Nouveaux vaccins — nouvelles perspectives

De nouvelles perspectives se dessinent également dans le développement des vaccins. La vaccination contre les papillomavirus type 16 et 18, responsables du cancer du col de l’utérus, sera très bientôt disponible. Des approches pleines d’espoir reposent sur l’utilisation de bactéries et de virus dont les gènes auront été techniquement modifiés, ainsi que sur des « ADN nus » simples. De même que l’on attache beaucoup d’importance à la stimulation spécifique du système immunitaire innée.

En principe, il est actuellement possible de produire des vaccins contre la majorité des maladies infectieuses. Si ce n’est le cas que pour un nombre limité d’affections, c’est parce que la préparation et le développement de tels vaccins s’avèrent peu attractifs pour l’industrie. Une situation d’autant plus regrettable que la vaccination contre la variole, et peut-être bientôt contre la poliomyélite a prouvé d’une manière patente leur efficacité. Certes, l’éradication d’un agent pathogène pose de nouveaux problèmes quant à la poursuite de mesures de vaccination et de surveillance. Une population non vaccinée peut, en effet, être particulièrement menacée par la réapparition d’un agent pathogène considéré comme éliminé. Ainsi, en cas de reprise de la variole, 75 % de la population risquent d’être atteints. Raison pour laquelle il s’impose de toujours garder en réserve vaccins et plans d’urgence.

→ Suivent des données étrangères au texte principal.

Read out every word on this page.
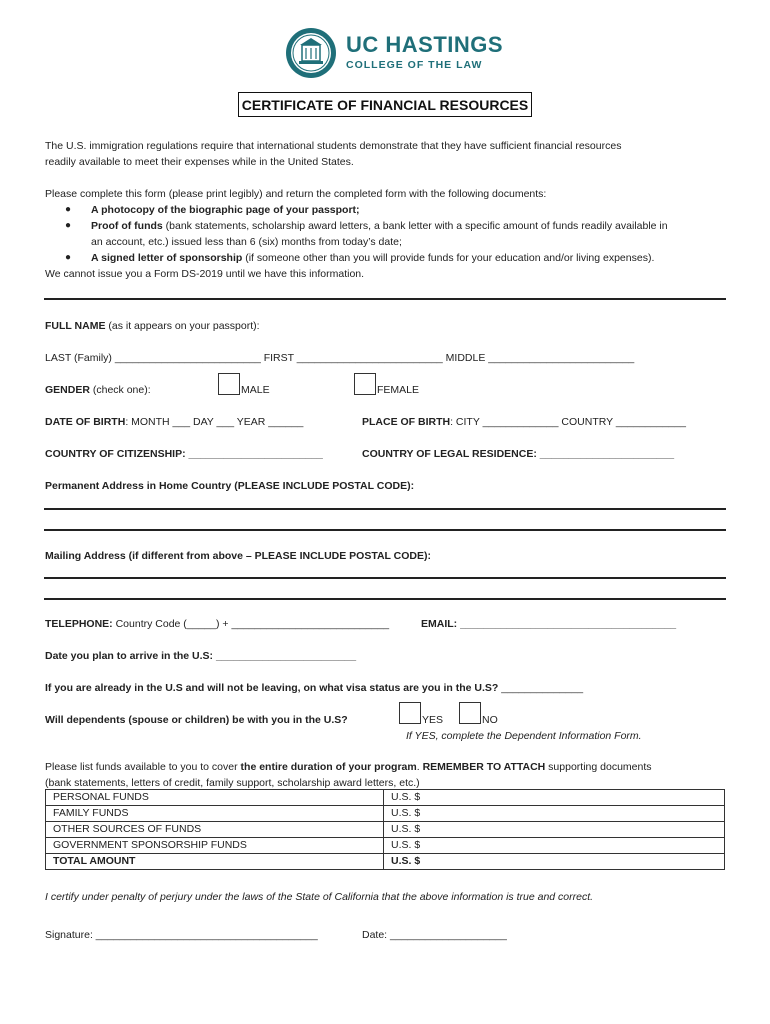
UC HASTINGS
COLLEGE OF THE LAW
CERTIFICATE OF FINANCIAL RESOURCES
The U.S. immigration regulations require that international students demonstrate that they have sufficient financial resources
readily available to meet their expenses while in the United States.
Please complete this form (please print legibly) and return the completed form with the following documents:
● A photocopy of the biographic page of your passport;
● Proof of funds (bank statements, scholarship award letters, a bank letter with a specific amount of funds readily available in
an account, etc.) issued less than 6 (six) months from today’s date;
● A signed letter of sponsorship (if someone other than you will provide funds for your education and/or living expenses).
We cannot issue you a Form DS-2019 until we have this information.
FULL NAME (as it appears on your passport):
LAST (Family) _________________________ FIRST _________________________ MIDDLE _________________________
GENDER (check one):	MALE	FEMALE
DATE OF BIRTH: MONTH ___ DAY ___ YEAR ______	PLACE OF BIRTH: CITY _____________ COUNTRY ____________
COUNTRY OF CITIZENSHIP: _______________________	COUNTRY OF LEGAL RESIDENCE: _______________________
Permanent Address in Home Country (PLEASE INCLUDE POSTAL CODE):
Mailing Address (if different from above – PLEASE INCLUDE POSTAL CODE):
TELEPHONE: Country Code (_____) + ___________________________	EMAIL: _____________________________________
Date you plan to arrive in the U.S: ________________________
If you are already in the U.S and will not be leaving, on what visa status are you in the U.S? ______________
Will dependents (spouse or children) be with you in the U.S?	YES	NO
If YES, complete the Dependent Information Form.
Please list funds available to you to cover the entire duration of your program. REMEMBER TO ATTACH supporting documents
(bank statements, letters of credit, family support, scholarship award letters, etc.)
PERSONAL FUNDS	U.S. $
FAMILY FUNDS	U.S. $
OTHER SOURCES OF FUNDS	U.S. $
GOVERNMENT SPONSORSHIP FUNDS	U.S. $
TOTAL AMOUNT	U.S. $
I certify under penalty of perjury under the laws of the State of California that the above information is true and correct.
Signature: ______________________________________	Date: ____________________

RECOMMANDATIONS Nous voudrions formuler quelques propositions concernant les mesures à prendre pour renforcer la surveillance, l’infrastructure, la recherche, ainsi que l’enseignement et la formation continue dans le domaine des maladies infectieuses. Ces recommandations reposent sur les connaissances acquises par notre groupe de travail qui les a présentées et discutées. Elles constituent l’élément de base des suggestions émises par le Conseil Scientifique des Académies Européennes.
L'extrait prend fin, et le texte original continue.